Part of the problem is the paucity of plot left over for Episode 3. The central story doesn’t stretch to three hours’ worth of television, so the gaps in the last instalment are filled with protracted pontificating – mostly from Jerry Dorans (Ewan Bremner), wannabe-Urquhart mouthpiece for the bastardly corporation, Danto Global, who was apparently as much an idealistic man-of-the-people as Demoys, back in the day, although this seems about as likely as Spud getting that job in Trainspotting after turning up to the interview on speed – and lots of out-of-focus, slowed-down shots of Manchester’s streets at night that look like they were culled from Cracker outtakes.

The cumulative effect is the pace slows to a crawl, something emphasised by the way Detective Bevan (Andrew Scott) spends half the episode dragging his bloodied and battered hide around the streets, popping paracetamol and looking like a cut-price Krycek from The X-Files.

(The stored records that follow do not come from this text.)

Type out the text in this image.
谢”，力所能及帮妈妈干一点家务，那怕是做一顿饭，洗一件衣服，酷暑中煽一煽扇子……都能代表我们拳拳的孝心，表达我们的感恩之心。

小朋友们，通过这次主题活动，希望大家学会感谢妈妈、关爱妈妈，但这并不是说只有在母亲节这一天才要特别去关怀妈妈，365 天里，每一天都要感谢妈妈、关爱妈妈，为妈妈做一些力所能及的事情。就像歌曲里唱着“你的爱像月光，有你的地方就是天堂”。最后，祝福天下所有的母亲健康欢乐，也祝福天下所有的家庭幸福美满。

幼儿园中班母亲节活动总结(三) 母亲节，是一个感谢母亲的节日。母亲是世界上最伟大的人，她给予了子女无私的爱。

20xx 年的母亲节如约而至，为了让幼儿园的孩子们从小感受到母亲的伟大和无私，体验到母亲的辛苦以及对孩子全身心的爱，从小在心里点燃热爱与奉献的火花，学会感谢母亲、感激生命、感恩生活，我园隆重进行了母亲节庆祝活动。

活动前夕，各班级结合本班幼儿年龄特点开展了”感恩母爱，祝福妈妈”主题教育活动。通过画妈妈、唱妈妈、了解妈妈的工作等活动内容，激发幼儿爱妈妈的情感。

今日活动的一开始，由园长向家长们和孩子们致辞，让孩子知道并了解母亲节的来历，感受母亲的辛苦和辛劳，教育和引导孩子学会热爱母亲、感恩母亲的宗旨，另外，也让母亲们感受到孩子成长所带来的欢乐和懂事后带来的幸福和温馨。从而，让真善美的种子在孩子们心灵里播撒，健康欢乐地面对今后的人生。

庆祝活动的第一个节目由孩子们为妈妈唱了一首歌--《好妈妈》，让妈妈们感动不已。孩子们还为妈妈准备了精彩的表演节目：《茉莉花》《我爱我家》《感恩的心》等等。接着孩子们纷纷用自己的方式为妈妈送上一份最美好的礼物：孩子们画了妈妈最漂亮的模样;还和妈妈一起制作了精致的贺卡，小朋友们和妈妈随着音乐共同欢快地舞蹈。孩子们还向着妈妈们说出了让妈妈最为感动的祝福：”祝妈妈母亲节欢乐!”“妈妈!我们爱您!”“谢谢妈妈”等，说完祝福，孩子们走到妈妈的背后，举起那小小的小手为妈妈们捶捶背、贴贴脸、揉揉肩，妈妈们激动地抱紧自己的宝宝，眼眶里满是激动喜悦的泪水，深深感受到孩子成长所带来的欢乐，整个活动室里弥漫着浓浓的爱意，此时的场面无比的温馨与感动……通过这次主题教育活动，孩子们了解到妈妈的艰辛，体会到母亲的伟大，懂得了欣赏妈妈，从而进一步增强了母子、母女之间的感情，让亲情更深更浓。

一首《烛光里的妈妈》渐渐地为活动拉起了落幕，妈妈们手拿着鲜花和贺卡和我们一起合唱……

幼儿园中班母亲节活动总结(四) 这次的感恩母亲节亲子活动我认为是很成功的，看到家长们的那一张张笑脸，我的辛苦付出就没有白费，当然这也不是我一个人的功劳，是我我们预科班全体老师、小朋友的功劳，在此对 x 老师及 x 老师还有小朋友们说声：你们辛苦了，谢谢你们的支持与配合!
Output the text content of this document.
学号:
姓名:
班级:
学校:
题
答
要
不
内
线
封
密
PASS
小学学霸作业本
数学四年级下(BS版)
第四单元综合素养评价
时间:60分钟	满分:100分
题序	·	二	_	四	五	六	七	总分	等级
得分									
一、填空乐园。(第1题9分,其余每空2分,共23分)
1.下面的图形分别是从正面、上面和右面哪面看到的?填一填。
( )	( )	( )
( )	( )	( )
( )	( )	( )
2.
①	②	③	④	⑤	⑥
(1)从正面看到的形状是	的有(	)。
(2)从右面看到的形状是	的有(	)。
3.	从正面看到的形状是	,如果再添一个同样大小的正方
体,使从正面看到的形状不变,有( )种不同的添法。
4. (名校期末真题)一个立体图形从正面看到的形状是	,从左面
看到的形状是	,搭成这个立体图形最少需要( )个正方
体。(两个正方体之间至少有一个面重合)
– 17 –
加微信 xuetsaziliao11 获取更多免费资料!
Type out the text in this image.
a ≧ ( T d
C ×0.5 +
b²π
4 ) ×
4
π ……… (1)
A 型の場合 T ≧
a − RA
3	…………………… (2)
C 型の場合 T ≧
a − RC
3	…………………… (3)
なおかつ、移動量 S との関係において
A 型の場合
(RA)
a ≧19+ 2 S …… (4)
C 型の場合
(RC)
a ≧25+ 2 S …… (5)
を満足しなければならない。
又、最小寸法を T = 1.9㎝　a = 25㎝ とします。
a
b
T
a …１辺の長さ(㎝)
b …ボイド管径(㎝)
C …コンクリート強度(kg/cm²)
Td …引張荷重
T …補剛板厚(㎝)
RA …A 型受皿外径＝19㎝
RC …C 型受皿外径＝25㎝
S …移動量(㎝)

There are also belatedly-introduced subplots that feel tacked on (Demoys’ son Luke has a breakdown and visits Branka Katic’s all-seeing, all-knowing nurse Donna for some spiritual succour), characters brought to prominence too late for their comeuppances to feel important (we’re looking at you, Detective Griffin) and – worst of all – rapid resolutions to character arcs that don’t fit.

Ruth Pulis (Rebecca Callard) is hastily dispensed with after slapping the murderous mayor around the face for killing her dad (‘You might not be going to prison, but I hope you go to hell’) while Sylvie (MyAnna Buring) mopes around her flat after being dumped by Demoys before undertaking a U-turn the government would be proud of and reconciling with her husband. Neither of these outcomes seems right for the characters and the whole impression one is left with is of half-finished things rushed to a conclusion, like a restaurant forced to stick to its planned opening night even though the paint’s still wet on the walls and the kitchen resembles a building site.

It’s not all bad, of course. The cast are uniformly excellent in spite of what’s going on around them and there are some affecting scenes with the Demoys family all together – particularly their final meal together and the abrupt switch from warm, knockabout, familial chatter to tearful farewells, the younger actors (Olivia Cooke, Oliver Woollford and Lorenzo Rodriguez) matching Eccleston and Dervla Kirwan in their intensity and believability. It’s almost enough to make up for the frankly preposterous way the Danto logo turns up everywhere, implying that they’re Manchester’s equivalent of Skynet from Terminator.

Almost, but not quite. The promises of the first episode’s exploration of alcoholic morality and the second part’s lurch into conspiracy thriller aren’t delivered upon, and by the time the final (overly drawn-out) scene fades to blackout – groan – the overall feeling is mostly one of relief that it’s over. What a pity.


Aired at 9pm on Monday 16th July 2012 on BBC One.